【一】
那是入冬后的第一場雪,鵝毛大的雪花飄在空中,很快就將青石路面染成一片純白,踩在上面咯吱作響。
蘇晗在后街上溜達,這里比不上正街喧鬧,也沒有西洋人出入,只有一些舊時的商鋪。街道上人影稀疏,行人步履匆匆。
蘇晗走到一家商鋪門前,剛踏進去一只腳,老板便像見了鬼似的,拿起門邊的掃帚向她揮來,嘴里還不停地叫罵著“小叫花子”。
這不知是今天第幾次被罵作叫花子了。
蘇晗低頭看了看自己洗得泛白的裙子,裙擺下破舊的繡鞋被雪水浸濕,滿是泥污。
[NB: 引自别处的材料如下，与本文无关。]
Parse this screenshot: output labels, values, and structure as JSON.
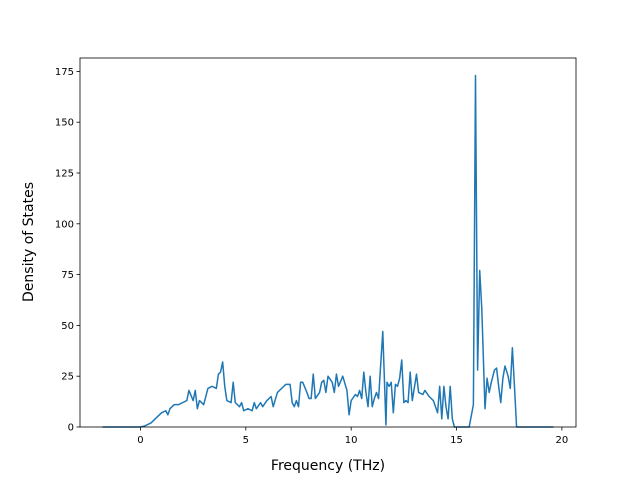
{
  "chart_data": {
    "type": "line",
    "xlabel": "Frequency (THz)",
    "ylabel": "Density of States",
    "x": [
      -1.8,
      0.0,
      0.2,
      0.5,
      0.8,
      1.0,
      1.2,
      1.3,
      1.4,
      1.6,
      1.8,
      2.0,
      2.2,
      2.3,
      2.5,
      2.6,
      2.7,
      2.8,
      3.0,
      3.2,
      3.4,
      3.6,
      3.7,
      3.8,
      3.9,
      4.0,
      4.1,
      4.3,
      4.4,
      4.5,
      4.7,
      4.8,
      4.9,
      5.1,
      5.3,
      5.4,
      5.5,
      5.7,
      5.8,
      6.0,
      6.2,
      6.3,
      6.5,
      6.7,
      6.9,
      7.1,
      7.2,
      7.3,
      7.4,
      7.5,
      7.6,
      7.7,
      7.9,
      8.0,
      8.1,
      8.2,
      8.3,
      8.5,
      8.6,
      8.7,
      8.8,
      8.9,
      9.1,
      9.2,
      9.3,
      9.4,
      9.6,
      9.8,
      9.9,
      10.0,
      10.2,
      10.3,
      10.4,
      10.5,
      10.6,
      10.7,
      10.8,
      10.9,
      11.0,
      11.1,
      11.2,
      11.3,
      11.5,
      11.65,
      11.7,
      11.8,
      11.9,
      12.0,
      12.1,
      12.2,
      12.3,
      12.4,
      12.5,
      12.6,
      12.7,
      12.8,
      12.9,
      13.1,
      13.2,
      13.4,
      13.5,
      13.7,
      13.9,
      14.0,
      14.1,
      14.2,
      14.3,
      14.4,
      14.5,
      14.6,
      14.7,
      14.8,
      14.9,
      15.6,
      15.8,
      15.9,
      16.0,
      16.1,
      16.2,
      16.35,
      16.45,
      16.55,
      16.65,
      16.8,
      16.9,
      17.0,
      17.1,
      17.2,
      17.3,
      17.45,
      17.55,
      17.65,
      17.75,
      17.85,
      19.6
    ],
    "series": [
      {
        "color": "#1f77b4",
        "values": [
          0,
          0,
          0.5,
          2,
          5,
          7,
          8,
          6,
          9,
          11,
          11,
          12,
          13,
          18,
          13,
          18,
          9,
          13,
          11,
          19,
          20,
          19,
          26,
          27,
          32,
          20,
          13,
          12,
          22,
          12,
          10,
          12,
          8,
          9,
          8,
          12,
          9,
          12,
          10,
          13,
          15,
          10,
          17,
          19,
          21,
          21,
          12,
          10,
          13,
          10,
          22,
          22,
          17,
          14,
          14,
          26,
          14,
          17,
          22,
          23,
          17,
          25,
          22,
          17,
          26,
          20,
          25,
          18,
          6,
          13,
          16,
          15,
          18,
          14,
          27,
          17,
          10,
          25,
          10,
          14,
          17,
          14,
          47,
          1,
          22,
          20,
          22,
          7,
          21,
          20,
          24,
          33,
          12,
          13,
          12,
          27,
          13,
          26,
          17,
          16,
          18,
          15,
          13,
          10,
          7,
          20,
          4,
          20,
          10,
          4,
          20,
          4,
          0,
          0,
          11,
          173,
          28,
          77,
          58,
          9,
          24,
          17,
          22,
          28,
          29,
          20,
          12,
          24,
          30,
          25,
          19,
          39,
          20,
          0,
          0
        ]
      }
    ],
    "xlim": [
      -2.87,
      20.67
    ],
    "ylim": [
      0,
      181.6
    ],
    "xticks": [
      0,
      5,
      10,
      15,
      20
    ],
    "yticks": [
      0,
      25,
      50,
      75,
      100,
      125,
      150,
      175
    ]
  }
}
雖是無家可歸,但也好過乞丐。
她齜牙咧嘴地瞪了老板一眼,隨腳將商鋪的門板踢倒,而后在老板氣急的叫罵聲中走遠。
將后街的商鋪走了一遍,蘇晗到底沒有謀到一個活計。不知不覺間來到了一處武館,她探著頭朝里望,看到師父正教給師兄們武藝。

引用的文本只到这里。